Изменить размер шрифта - +

– Эй! Ну я нашел бы способ ее убедить…

– Не сомневаюсь. А что, если бы на экране тебе показали не красавицу, а страшилу?

Снайпер нервно сглотнул – видимо, представил что-то конкретное и тут же проникся жалостью к себе.

– Тогда бы я к ней не пошел.

– Но ведь идеальная? – насмехался друг.

– Идеальная. И страшная?

– Да. Идеальная и страшная. Стирала бы твои носки, пекла бы пирожки, готовила бы лучше всех. И приходилось бы тебе к ней каждый вечер возвращаться. Ведь идеальная же, так система сказала.

– Да ну тебя! – махнул лапищей Эльконто и поднялся с кресла. – Вот умеешь же ты на корню убить всякий энтузиазм! Тьфу. Пойду я лучше в штаб, а то у тебя телевизор всякую ерунду показывает.

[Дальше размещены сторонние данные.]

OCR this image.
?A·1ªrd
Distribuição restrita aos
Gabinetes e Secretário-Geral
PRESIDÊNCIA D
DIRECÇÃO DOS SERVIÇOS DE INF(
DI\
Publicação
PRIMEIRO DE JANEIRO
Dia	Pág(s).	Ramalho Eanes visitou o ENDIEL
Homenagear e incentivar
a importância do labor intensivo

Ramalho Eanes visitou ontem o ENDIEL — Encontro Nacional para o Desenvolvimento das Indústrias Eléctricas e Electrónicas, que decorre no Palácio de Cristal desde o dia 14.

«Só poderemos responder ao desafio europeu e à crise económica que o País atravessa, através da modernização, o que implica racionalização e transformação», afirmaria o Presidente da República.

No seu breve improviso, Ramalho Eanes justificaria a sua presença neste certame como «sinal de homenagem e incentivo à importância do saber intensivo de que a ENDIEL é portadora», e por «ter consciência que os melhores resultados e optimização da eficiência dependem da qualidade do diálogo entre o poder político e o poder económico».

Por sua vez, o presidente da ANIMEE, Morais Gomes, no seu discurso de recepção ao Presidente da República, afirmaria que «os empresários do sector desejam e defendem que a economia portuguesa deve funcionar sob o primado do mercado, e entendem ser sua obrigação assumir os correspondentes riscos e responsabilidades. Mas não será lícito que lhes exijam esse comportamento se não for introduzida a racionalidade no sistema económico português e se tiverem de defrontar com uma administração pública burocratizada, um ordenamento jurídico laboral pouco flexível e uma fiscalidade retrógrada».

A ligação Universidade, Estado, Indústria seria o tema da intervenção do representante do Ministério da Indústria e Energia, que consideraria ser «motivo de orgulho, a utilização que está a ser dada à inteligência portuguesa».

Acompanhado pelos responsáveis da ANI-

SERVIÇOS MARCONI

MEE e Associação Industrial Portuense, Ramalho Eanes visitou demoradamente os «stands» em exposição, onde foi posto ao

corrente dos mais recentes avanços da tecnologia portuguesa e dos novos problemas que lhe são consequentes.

– Ну да, твой показывает картины куда интереснее.

– А то!

И двухметровый мужчина, по спине которого елозила тонкая белая косичка, покинул гостиную. Мак усмехнулся, скользнул взглядом по пустой миске и куче валяющихся на столе крошек и пошел провожать гостя.

 

Беда заключалась в том, что, глядя на стелющееся впереди ночное шоссе – то самое шоссе Нордейл – Делвик, на котором когда-то (в прошлой жизни) случилась погоня, – она совсем не чувствовала себя бойцом. Размазней, плаксой, слабачкой, ничтожеством. Кем угодно, только не бойцом.

Мелькающие по сторонам тени кустов, слившиеся в сплошную линию прямоугольники разметки, черное полотно дороги и пятно света от фар – ее одинокий ночник в царстве мрака. Почти такие же, как и той памятной ночью, облака на горизонте – фиолетовые, багровые, далекие. Тот же бетон, те же указатели, та же дорога – на этот раз ведущая в никуда.

– Я не боец, Мак, – прошептала Лайза, размазывая по щеке слезы. Сто двадцать километров. Сто двадцать пять. – Я не могу. Не могу…

Может, ей стоит отпустить? Отпустить все – прошлое, любимого мужчину, – принять свершившееся? Может, некоторые события даны именно для того, чтобы принять факт их существования и смириться? Не правильней ли будет поместить фото из памяти под стекло и положить на дно бездонного сундука? Чтобы лишь иногда, по праздникам, извлекать его на свет, касаться дрожащими пальцами пыльного лица, грустно и, может быть, уже почти без боли улыбаться любимым чертам, закапывать их слезами. Смотреть на выцветший портрет и думать о том, что когда-то где-то все пошло неправильно. Почему? Нет ответа. Но к тому моменту у нее, наверное, будет другая жизнь – другая работа, другой город, другой мужчина, хороший и добрый. С ним они будут ездить на пикники, сидеть вечерами перед камином, делиться впечатлениями о прошедшем дне, ему – другому – она будет рассказывать о своих мечтах. Давних и новых.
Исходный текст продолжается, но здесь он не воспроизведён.